*A note on the sloppy writing. Katie does not have beautiful writing, but the real problem here was that she asked for help in making decorating icing on Sunday night, while I was frantically preparing to teach co-op. I told her to mix a tablespoon of milk with some butter and confectioners sugar. I did not mention the mixer, which you might have thought was obvious but it wasn't. So the icing came out watery, with butter lumps. Not ideal. Still, it conveys the general idea!
And here is a peek at this week's math.
Katie was very pleased when her lesson consisted of making paper houses! And very disappointed when this didn't continue through the week. She really thought that her grasp of three dimensional figures would have been better if a few more days were devoted to paper folding!
And Travis got to play with paper too! I will not tell you how long it took to put the pieces together into an equilateral triangle, but I tried to help at one point and was not successful.
And the cats. I keep telling the kids that we don't need more pictures of the cats sleeping, but they don't believe me. And Katie wanted me to share these. Here you are!
And here is "desuetude." That was a new word for me, and I hope to remember it long enough to use it in Bananagrams!
I suffered a bookish loss this week. I was happily reading Bernard Knox's introduction to Fagles's Iliad when the book jacket slipped and I suddenly noticed that the covers of the book were covered in mold. This is very weird, as I bought the book (used) last winter, and I know it wasn't such a mess then. Even with the deceptively shiny cover, I couldn't have missed that much mold. So I suppose it had a bit of mold, and our house has enough humidity for it to spread? I don't know. I checked the books on either side, and they don't appear to have been affected (infected?). I looked up mildew removal, but the sites kept mentioning that you might easily spread the mold to other surfaces in the house while trying to remove it from the book. Ed said that, given the possibility of spread and the certainty of serious mold allergies, it had to go.

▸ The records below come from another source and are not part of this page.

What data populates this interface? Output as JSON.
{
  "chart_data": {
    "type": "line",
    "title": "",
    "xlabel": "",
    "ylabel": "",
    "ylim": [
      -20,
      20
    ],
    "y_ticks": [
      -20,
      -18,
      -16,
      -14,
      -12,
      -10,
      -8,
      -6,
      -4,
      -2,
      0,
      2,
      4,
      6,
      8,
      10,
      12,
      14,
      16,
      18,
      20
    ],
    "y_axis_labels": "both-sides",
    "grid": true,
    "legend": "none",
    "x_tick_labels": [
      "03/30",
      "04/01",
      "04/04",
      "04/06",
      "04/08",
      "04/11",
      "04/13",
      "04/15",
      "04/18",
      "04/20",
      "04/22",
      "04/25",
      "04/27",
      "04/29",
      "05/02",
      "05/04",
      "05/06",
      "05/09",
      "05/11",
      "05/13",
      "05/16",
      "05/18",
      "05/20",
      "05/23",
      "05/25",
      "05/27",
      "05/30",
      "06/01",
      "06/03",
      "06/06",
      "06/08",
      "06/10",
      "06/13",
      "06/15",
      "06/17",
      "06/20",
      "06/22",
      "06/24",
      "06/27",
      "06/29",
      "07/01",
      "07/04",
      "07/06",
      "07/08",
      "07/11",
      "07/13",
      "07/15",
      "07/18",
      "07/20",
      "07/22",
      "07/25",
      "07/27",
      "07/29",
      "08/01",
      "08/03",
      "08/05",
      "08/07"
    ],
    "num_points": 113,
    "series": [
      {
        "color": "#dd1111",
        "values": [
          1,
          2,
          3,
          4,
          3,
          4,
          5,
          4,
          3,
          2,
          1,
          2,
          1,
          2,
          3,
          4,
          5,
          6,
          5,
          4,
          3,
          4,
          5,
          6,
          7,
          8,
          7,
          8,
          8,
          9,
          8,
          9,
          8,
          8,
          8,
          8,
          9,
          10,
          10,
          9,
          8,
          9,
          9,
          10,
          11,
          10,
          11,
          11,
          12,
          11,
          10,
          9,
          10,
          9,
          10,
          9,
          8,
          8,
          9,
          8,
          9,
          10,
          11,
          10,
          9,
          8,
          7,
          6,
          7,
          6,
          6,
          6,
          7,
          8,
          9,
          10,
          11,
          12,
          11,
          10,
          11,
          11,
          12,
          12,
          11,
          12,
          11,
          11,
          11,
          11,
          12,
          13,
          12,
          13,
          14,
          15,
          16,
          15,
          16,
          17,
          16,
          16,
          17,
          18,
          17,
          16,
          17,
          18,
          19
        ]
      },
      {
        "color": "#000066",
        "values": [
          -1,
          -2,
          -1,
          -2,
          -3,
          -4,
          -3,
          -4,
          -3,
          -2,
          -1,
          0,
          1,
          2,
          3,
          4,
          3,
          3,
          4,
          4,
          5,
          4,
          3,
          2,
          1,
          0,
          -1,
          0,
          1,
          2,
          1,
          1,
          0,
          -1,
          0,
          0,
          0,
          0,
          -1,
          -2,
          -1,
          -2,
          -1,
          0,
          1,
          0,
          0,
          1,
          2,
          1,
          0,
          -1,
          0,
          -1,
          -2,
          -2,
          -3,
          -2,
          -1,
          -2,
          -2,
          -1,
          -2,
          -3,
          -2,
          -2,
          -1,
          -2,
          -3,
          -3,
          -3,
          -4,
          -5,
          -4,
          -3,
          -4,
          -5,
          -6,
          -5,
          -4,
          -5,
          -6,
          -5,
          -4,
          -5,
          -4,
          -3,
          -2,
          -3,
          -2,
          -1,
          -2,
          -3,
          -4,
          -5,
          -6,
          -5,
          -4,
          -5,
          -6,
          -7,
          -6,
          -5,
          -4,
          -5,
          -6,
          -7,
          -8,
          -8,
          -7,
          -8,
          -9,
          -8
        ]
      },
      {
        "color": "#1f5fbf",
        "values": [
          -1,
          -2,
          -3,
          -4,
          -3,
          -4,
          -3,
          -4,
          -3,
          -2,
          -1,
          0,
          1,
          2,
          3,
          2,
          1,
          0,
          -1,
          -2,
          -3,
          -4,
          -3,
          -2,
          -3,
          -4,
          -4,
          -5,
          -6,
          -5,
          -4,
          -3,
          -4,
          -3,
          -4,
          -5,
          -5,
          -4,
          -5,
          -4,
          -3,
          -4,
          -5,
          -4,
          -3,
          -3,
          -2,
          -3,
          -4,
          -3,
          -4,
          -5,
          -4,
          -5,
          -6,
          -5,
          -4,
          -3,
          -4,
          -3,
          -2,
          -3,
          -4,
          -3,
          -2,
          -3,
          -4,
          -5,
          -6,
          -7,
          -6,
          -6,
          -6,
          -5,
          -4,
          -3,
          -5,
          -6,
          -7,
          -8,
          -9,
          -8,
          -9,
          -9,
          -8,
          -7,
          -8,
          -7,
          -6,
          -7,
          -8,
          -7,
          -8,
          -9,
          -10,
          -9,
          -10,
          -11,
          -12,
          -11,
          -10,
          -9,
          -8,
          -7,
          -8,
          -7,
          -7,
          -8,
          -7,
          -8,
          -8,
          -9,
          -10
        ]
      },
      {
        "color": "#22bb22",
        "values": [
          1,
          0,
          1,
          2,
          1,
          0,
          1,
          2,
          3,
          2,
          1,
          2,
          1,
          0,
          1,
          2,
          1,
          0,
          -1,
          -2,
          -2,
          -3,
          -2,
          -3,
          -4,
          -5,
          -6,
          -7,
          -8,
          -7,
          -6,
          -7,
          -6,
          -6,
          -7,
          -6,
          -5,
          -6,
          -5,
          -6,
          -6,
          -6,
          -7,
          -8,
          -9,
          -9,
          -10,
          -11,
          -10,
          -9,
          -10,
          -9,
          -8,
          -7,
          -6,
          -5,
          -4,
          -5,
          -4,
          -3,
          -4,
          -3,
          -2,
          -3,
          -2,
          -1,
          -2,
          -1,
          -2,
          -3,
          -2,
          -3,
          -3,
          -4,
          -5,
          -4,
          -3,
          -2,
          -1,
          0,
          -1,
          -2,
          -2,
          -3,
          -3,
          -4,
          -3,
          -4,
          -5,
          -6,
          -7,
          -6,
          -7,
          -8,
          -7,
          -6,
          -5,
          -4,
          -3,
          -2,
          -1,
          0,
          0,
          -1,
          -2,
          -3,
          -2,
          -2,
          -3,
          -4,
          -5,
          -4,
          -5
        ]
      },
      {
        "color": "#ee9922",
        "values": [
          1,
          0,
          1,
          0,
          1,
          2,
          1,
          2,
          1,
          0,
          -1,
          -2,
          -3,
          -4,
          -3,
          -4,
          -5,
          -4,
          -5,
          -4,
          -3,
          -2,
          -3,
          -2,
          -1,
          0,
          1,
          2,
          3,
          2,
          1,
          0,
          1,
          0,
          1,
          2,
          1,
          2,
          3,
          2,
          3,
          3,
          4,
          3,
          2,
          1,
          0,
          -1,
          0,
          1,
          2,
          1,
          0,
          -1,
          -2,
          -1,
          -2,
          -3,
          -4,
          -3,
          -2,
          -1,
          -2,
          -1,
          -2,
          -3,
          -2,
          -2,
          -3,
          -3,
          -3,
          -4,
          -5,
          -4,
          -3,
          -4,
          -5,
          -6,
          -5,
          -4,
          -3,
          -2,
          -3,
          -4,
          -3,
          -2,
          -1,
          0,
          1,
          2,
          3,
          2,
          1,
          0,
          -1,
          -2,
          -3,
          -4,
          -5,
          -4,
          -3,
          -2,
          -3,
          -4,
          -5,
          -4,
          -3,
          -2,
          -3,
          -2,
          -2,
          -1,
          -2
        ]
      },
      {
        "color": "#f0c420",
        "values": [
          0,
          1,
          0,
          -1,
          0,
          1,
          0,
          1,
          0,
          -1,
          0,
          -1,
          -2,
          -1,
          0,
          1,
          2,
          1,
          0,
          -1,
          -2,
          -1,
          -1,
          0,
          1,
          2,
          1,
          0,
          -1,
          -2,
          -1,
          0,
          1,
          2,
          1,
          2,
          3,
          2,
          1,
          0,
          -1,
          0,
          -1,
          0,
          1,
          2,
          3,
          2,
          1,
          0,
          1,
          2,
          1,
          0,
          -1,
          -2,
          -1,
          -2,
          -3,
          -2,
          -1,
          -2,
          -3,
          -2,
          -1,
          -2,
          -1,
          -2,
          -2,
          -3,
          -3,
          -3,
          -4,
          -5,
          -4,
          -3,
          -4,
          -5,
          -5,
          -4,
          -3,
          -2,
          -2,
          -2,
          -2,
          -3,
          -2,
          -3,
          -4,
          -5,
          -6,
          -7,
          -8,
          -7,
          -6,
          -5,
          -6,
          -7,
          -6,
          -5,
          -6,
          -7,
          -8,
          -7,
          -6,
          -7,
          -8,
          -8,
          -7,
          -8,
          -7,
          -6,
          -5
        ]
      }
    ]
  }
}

I figured the least (and the most) we could do was give him a properly Homeric funeral pyre. Sniff!
While presenting a physics lecture this week, the peripatetically inclined Mr. Owens took us on a rabbit trail about the Fermilab Particle Accelerator. I realized that, given my grasp (or not) of physics, it is odd that I have such warm feelings towards particle accelerators, but, like some of my other odd affections, this one comes from a children's book.

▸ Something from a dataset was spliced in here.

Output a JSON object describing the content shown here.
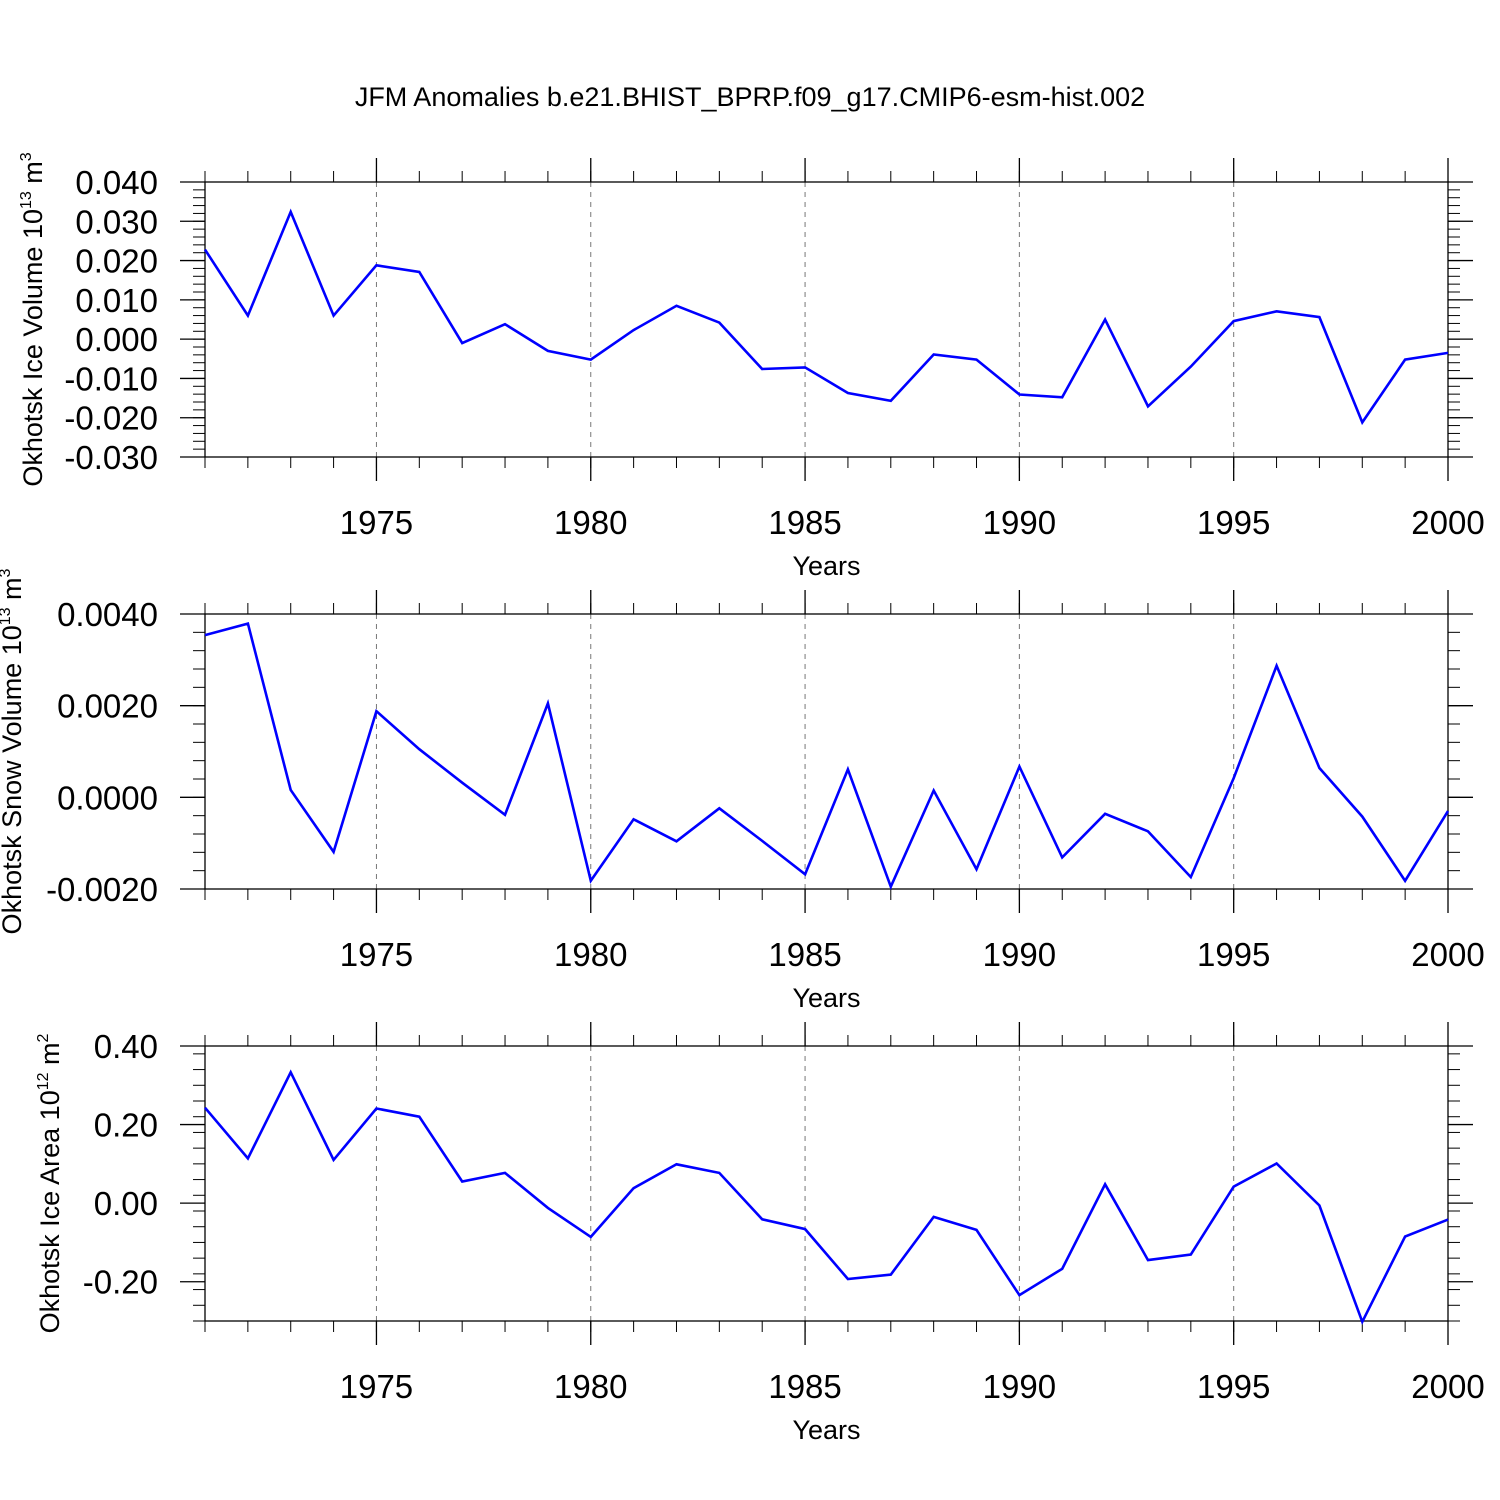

I perk up at the mention of particle accelerators because of Fritz. Fritz is a character in Rosemary Wells's Timothy's Tales from Hilltop School, and he builds a Superconducting Super Collider using toilet paper rolls. Travis and Katie loved that book, and particle accelerators seem friendly to me because I picture them as giant rings of toilet paper tubes with marbles zinging around in them.
I also harbor an affection for King John. Historically speaking, I don't know that he deserves quite such a wicked reputation, but my kind feelings for him really come straight from the poem by A.A. Milne, in Now We are Six.
Do you have any irrational affections which you can trace to a favorite children's book?